Pathetic Dream #1

There used to be a time when I would wake up in the morning and lucidly remember my dreams. They were interesting dreams, where animals talked, people had super powers and new places were created from my imagination. Now, I’m just old and boring and so tired that whatever happens in my brain during the night isn’t very interesting, apparently. However, this morning I opened my eyes, pieced together my nocturnal narrations and, holy crap, it was a pathetic dream.
Some people have HOT STEAMY SEX dreams. Where they’re doing it with some god/godness-like human being and everyone is horny and getting off and blah blah blah. This has never happened to me. I feel ripped off. Instead, I dream about hanging out with Scott Wolf and Kevin Connolly in a mall.

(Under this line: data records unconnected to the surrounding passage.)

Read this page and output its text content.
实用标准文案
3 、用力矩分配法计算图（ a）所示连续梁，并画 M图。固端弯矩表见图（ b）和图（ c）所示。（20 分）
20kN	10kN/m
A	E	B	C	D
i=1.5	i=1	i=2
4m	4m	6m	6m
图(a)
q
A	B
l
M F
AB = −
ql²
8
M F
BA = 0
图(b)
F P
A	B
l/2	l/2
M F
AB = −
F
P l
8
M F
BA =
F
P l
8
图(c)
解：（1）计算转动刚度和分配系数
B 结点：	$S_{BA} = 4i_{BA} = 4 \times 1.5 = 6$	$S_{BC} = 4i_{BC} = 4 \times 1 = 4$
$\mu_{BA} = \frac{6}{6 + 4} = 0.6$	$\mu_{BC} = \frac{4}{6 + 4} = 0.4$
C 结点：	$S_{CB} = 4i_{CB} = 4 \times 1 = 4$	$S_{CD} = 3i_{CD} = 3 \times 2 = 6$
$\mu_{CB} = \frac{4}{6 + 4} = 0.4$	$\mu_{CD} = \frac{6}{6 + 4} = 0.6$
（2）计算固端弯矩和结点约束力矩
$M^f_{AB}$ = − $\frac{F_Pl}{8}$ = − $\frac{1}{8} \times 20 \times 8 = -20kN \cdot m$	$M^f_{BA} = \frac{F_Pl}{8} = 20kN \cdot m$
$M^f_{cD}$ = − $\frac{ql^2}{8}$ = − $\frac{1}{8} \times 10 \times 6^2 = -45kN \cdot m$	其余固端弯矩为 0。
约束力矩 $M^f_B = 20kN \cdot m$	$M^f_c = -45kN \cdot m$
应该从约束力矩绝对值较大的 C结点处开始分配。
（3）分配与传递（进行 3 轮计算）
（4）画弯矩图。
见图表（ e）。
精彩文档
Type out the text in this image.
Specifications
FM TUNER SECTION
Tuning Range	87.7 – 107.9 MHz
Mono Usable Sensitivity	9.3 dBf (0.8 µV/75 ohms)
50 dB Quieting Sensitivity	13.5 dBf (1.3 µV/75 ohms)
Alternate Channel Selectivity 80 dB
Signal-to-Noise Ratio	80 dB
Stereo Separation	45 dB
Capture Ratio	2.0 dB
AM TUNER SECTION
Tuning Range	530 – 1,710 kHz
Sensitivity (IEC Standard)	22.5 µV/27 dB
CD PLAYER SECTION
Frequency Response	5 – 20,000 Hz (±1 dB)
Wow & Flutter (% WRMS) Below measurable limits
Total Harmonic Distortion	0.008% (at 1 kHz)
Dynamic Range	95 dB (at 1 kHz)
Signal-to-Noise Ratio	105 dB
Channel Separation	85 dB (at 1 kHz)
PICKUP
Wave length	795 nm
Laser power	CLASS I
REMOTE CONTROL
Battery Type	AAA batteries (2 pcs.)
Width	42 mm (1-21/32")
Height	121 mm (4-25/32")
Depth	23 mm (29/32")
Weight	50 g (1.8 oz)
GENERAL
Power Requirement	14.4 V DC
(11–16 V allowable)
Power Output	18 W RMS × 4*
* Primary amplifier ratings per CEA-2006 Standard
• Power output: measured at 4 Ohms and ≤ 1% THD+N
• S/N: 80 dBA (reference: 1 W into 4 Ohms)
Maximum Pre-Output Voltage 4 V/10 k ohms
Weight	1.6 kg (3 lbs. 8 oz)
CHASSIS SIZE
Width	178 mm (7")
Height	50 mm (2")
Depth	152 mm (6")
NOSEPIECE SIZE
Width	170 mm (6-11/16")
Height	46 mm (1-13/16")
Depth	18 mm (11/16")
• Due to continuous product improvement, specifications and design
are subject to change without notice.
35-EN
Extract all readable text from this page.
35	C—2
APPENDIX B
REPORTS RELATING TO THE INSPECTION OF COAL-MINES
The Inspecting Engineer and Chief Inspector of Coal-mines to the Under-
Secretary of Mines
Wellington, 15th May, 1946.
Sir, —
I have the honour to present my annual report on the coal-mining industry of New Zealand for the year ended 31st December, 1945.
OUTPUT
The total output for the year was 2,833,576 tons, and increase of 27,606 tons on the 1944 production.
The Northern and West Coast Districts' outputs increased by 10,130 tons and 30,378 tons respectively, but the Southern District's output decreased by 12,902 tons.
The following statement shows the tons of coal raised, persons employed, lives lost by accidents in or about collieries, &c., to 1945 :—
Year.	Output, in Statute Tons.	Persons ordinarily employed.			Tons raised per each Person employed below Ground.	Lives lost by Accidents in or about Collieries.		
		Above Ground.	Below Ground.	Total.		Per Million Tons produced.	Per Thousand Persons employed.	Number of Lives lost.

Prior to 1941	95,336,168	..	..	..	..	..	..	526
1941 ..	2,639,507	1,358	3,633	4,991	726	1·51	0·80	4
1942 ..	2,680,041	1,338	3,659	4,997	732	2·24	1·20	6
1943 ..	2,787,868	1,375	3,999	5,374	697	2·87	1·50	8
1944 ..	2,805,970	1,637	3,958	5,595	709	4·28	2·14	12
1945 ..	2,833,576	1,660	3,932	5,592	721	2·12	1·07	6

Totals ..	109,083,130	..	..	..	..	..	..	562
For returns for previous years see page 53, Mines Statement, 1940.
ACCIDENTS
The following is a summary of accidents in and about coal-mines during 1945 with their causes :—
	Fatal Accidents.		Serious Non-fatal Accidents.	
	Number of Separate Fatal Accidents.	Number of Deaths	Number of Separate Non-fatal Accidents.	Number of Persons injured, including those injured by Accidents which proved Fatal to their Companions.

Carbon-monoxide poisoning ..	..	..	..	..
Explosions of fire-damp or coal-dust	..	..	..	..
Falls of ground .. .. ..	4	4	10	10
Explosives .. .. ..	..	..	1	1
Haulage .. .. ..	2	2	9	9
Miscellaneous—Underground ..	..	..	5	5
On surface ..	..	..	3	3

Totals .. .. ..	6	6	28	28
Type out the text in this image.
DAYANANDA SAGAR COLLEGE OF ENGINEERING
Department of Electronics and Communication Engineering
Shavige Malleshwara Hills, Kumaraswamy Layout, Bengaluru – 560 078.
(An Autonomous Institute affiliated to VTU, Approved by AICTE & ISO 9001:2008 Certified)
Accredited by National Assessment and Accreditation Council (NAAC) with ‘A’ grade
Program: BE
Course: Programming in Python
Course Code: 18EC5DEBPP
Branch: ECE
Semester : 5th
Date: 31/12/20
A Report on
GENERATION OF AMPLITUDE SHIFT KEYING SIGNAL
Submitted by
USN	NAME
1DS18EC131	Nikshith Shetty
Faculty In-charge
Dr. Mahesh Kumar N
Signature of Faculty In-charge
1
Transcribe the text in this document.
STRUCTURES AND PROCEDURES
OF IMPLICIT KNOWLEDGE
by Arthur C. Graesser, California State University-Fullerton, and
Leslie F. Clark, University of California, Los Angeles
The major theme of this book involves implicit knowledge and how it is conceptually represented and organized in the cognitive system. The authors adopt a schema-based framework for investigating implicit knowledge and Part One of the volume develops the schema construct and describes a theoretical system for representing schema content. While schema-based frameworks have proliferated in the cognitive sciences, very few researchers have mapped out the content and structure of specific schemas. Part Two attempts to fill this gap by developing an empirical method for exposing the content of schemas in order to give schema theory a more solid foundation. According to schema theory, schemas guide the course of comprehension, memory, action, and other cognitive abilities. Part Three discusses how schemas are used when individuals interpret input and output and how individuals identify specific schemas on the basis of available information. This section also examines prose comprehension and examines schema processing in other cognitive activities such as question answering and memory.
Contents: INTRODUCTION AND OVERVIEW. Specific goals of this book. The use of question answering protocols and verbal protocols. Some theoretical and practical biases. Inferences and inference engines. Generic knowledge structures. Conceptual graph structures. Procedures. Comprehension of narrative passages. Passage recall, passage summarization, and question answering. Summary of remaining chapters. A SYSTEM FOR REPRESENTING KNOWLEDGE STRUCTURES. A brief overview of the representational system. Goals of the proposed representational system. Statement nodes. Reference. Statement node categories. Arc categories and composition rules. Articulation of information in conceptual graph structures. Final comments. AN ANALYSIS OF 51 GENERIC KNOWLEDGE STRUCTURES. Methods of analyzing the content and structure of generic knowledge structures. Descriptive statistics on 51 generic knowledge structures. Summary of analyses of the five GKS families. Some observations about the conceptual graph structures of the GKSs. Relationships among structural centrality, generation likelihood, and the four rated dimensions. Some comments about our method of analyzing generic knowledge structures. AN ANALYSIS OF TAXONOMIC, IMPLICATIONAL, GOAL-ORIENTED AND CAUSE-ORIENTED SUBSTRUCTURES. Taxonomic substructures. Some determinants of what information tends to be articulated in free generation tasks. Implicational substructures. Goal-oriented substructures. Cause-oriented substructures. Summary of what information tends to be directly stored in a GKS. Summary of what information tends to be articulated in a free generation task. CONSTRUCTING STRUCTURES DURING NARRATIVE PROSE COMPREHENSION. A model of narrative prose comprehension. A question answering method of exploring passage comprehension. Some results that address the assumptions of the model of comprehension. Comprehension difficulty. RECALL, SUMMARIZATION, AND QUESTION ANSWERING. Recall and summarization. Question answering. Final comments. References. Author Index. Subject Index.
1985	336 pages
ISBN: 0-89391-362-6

We met up in some shopping center in LA. I am walking, and my conscious is actually saying: this is weird and lame. Anyway, the dream goes on and at one point Kevin Connolly decides he likes me and starts holding my hand, but then later admits that Scott Wolf told him that he likes me, too, and that I have to choose who I want to be with. What the crap?
THESE ARE TWO MEN I HAVE NEVER THOUGHT ABOUT IN MY LIFE. I don’t care about Scott Wolf*! I don’t watch “Entourage”! Why couldn’t I have Johnny Depp and Ryan Gosling fighting over me instead? Preferably naked and not in a mall.
(Also, they have a combined average height of about 5’6”. I accidentaly bumped into Kevin Connolly at a party once [he was actually very polite] and I mentally screamed: “Jesus. You are SHORT. How do you ever get laid?”)
Anyway, the point of me telling you about my pointless dream is I’m afraid this means I have become a boring person. Is there some correlation between your dreams and your real life? If so, does this mean I’m destined to marry a man whose height is below average?
*I take that back, I was a huge fan of “Party of Five,” but I always thought Charlie (Matthew Fox) was hotter.